The sport is back, but it will be different. The Maine Principals’ Association released guidelines recommending wrestlers be masked while competing — in basketball, the protocols will be left up to each school — and coaches and players are preparing to wear them during meets.
“We’ll figure it out,” Noyes said. “They’ve just got to tell us what we can and can’t do, and we’ll figure it out. They’ve just got to give us the chance to do it.”
Caden Trask, a Messalonskee junior competing with Cony, said he’s OK with wearing a mask if that’s what it takes to wrestle.
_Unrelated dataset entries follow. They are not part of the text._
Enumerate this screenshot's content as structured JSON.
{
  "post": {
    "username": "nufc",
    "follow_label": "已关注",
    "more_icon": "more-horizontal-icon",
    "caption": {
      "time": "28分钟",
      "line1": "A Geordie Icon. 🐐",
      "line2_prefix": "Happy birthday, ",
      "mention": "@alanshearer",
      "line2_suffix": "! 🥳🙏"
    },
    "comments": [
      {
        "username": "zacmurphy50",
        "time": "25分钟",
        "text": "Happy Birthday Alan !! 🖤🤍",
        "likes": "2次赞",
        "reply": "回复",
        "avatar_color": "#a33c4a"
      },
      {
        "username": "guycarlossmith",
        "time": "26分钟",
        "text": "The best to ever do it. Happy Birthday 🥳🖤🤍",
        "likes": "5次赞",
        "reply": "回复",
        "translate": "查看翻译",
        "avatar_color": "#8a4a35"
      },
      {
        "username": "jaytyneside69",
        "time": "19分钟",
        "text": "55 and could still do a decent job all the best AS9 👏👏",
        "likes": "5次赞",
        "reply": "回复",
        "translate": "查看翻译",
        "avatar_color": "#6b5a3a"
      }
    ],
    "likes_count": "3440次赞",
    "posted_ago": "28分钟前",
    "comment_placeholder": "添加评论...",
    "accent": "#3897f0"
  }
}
“I think it’s definitely going to be a big change. It’s going to be a hard adjustment,” he said. “But I’m willing to do it, and I’m sure everybody else here is to get the season.”
Totman said he’s already looked into how to pull it off.
“I have tried to become a mask expert within the last three weeks,” he said. “I heard from a referee from Massachusetts, I talked to a coach from down there, they sent me links to masks that they felt … worked best. So we’ll just try to figure it out.”
Basketball teams are looking at a second straight season of wearing masks, either all the time or when they visit certain gyms. Masks aren’t mandatory at practices unless required by the school.
At Winthrop, new girls basketball coach John Baehr held his first practice of the season, and the Ramblers wore masks as they shot baskets while getting the afternoon started.
“I’m just excited for us to play,” he said. “For me, it’s training with and without masks. You’ll see a lot of these girls shooting on the court have their masks on their chin, just so we can train and practice for a team that (when playing) we’d have to mask the whole game.”
Winthrop senior Lydia Rice said there’s a bigger thought on her mind as the season begins.
“The masks, I don’t even care about anymore,” she said. “I’m just happy to start competing for a Gold Ball again. I’m so excited.”